There is evidence in both the IC of mice and the MLd of zebra finches that temporal spiking patterns can code different vocalizations (Woolley and Portfors, 2013). In the IC of mice, spike timing information provides greater mutual information in responses to vocalizations than response rate for some neurons in IC, and in the MLd of finches discrimination among different songs is better using spike timing than spike rate for some neurons (Schneider and Woolley, 2010). Similarly, in the auditory cortex, temporal spike patterns provide a coding strategy for discriminating among vocalizations (Narayan et al., 2006; Schnupp et al., 2006; Wang et al., 2007; Recanzone, 2008; Huetz et al., 2009).

Only one study has assessed how the balance of excitation and inhibition may create highly reliable and different temporal spike patterns to different vocalizations (Gaucher et al., 2013). In this study, blocking inhibition in the auditory cortex increased the response rate, the reliability of temporal spiking patterns, and the amount of mutual information conveyed by individual recording sites but did not alter the amount of information conveyed by the population of cortical neurons. These results suggest that intracortical inhibition plays a role in reducing redundancy between cortical sites and thus leads to more efficient encoding of vocalizations.

How inhibition affects the timing code for vocalizations in the IC is not known. To address this question, we applied a variety of neurometrics to vocalization-evoked neuronal responses that were obtained before and after pharmacologically blocking GABAergic and glycinergic receptors. We found that in most neurons, blocking inhibition increased response rate and increased total mutual information. However, the information per spike was reduced. In addition, spike timing was generally unaffected by altering the balance between excitation and inhibition in the IC. This suggests that inhibition can increase selectivity to vocalizations by altering the excitability of neurons (iceberg effect) (Creutzfeldt et al., 1974), but in general it does not play a substantial role in creating the distinguishable and reliable temporal spike patterns in response to different vocalizations.

2. Methods

2.1. Experimental Procedures

We recorded auditory responses from single neurons in the IC of awake, restrained CBA/CaJ mice. All mice were female less than 1 year old. Animals were housed with same-sex litter mates on a reversed 12 h light/dark schedule. All mice had ad libitum access to food and water. All animal care and experimental procedures were in accordance with the guidelines of the National Institutes of Health, and were approved by the Washington State University Institutional Animal Care and Use Committee.

2.1.1. Surgical procedures

Surgical procedures were the same as in Mayko et al. (2012). Briefly, animals were anesthetized with isoflurane so that we could mount a headpost onto the skull with ultraviolet-cured dental cement (Muniak et al., 2012). We made a craniotomy (usually 1 mm × 1 mm) over top of the left inferior colliculus (IC), covered the hole with petroleum jelly or bone wax to prevent the brain from dehydrating, applied a local anesthetic (lidocaine) and an antibiotic (Neosporin) to the exposed muscle, and returned the mouse to its home cage to recover from surgery for at least 1 day before electrophysiological recordings.

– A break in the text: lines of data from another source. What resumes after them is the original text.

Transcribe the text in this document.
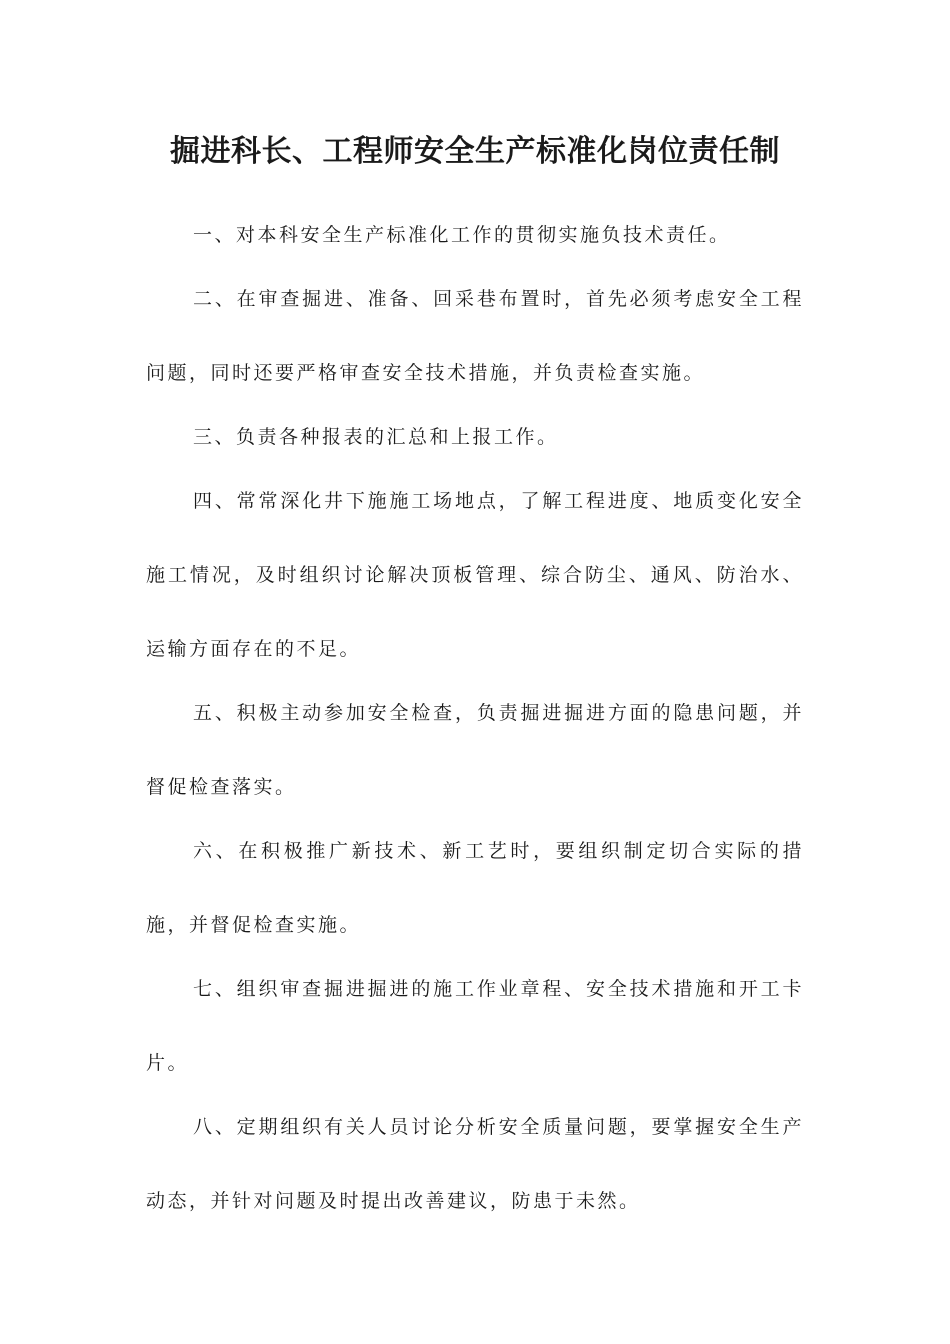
掘进科长、工程师安全生产标准化岗位责任制

一、对本科安全生产标准化工作的贯彻实施负技术责任。

二、在审查掘进、准备、回采巷布置时，首先必须考虑安全工程问题，同时还要严格审查安全技术措施，并负责检查实施。

三、负责各种报表的汇总和上报工作。

四、常常深化井下施施工场地点，了解工程进度、地质变化安全施工情况，及时组织讨论解决顶板管理、综合防尘、通风、防治水、运输方面存在的不足。

五、积极主动参加安全检查，负责掘进掘进方面的隐患问题，并督促检查落实。

六、在积极推广新技术、新工艺时，要组织制定切合实际的措施，并督促检查实施。

七、组织审查掘进掘进的施工作业章程、安全技术措施和开工卡片。

八、定期组织有关人员讨论分析安全质量问题，要掌握安全生产动态，并针对问题及时提出改善建议，防患于未然。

2.1.2. Acoustic stimulation

Acoustic stimulation was computer-controlled and included tone bursts (100 ms duration, 1 ms rise/fall time, 4 per second) and a suite of mouse vocalizations used in previous studies of mouse IC (Portfors et al., 2009; Mayko et al., 2012). All stimuli were stored in the computer and were output through a high speed, 16-bit digital-to-analog converter (Microstar Laboratories, Bellevue, WA, USA; 400,000 samples/s), fed to a programmable attenuator (Tucker Davis Technologies, Alachua, FL, USA; PA5), a power amplifier (Parasound), and to a leaf tweeter speaker (Emit) located 10 cm away from the mouse. We tested the acoustic properties of the system using a 1/4 inch calibrated microphone (Bruel and Kjaer, Denmark; model 4135) placed in the position normally occupied by the animal's ear. There was a smooth, gradual decrease in sound pressure from 6 to 100 kHz of about 3 dB per 10 kHz. Distortion components in tonal stimuli were buried in the noise floor, at least 50 dB below the signal level, as measured by custom-designed software performing a fast Fourier transform of the digitized microphone signal.

2.1.3. Electrophysiological recording and drug application

We conducted electrophysiological experiments in a single-walled sound-attenuating chamber. On experimental days, we placed the animal securely into a foam body mold and attached the headpost to a custom-made stereotax apparatus (Muniak et al., 2012). If at any time during the experiment the animal showed signs of distress, the experiment was terminated. Experimental sessions lasted 4–5 h and we used each animal in 1–3 sessions.

The experimental procedures were the same as in Mayko et al. (2012). We obtained responses of single units to pure tones and mouse vocalizations before and after the application of the GABAAR and GlyR antagonists bicuculline and strychnine, respectively. The GABAAR antagonist bicuculline has also been shown to affect calcium-dependent potassium channels (Kurt et al., 2006), which are also present in the IC (Kelly and Caspary, 2005). We used a single micropipette electrode mounted on a five-barreled pipette for microiontophoretic application of drugs (Havey and Caspary, 1980). The tip of the single electrode extended 10–25 μm beyond the multibarrel pipette and contained 1 M NaCl. We broke the tip of the multibarrel pipette to a diameter of approximately 30 μm. We filled the center barrel of the multibarrel pipette with 1 M NaCl and connected it to a sum channel to balance all currents used to apply or retain drugs. The rest of the barrels contained the GABAAR antagonists bicuculline (10 mM, pH 3.0, vehicle 0.9% physiological saline; Sigma) and the GlyR antagonist strychnine (10 mM, pH 3.0, vehicle 0.9% physiological saline; Fluka, Milwaukee, WI). We used similar iontophoresis currents for drug retention and ejection to those used in previous studies (Wenstrup and Leroy, 2001; Ingham and McAlpine, 2005; Sanchez et al., 2008; Mayko et al., 2012). Bicuculline and strychnine were retained with negative current (−15 nA each) and ejected with positive current (range, +10 to +40 nA each).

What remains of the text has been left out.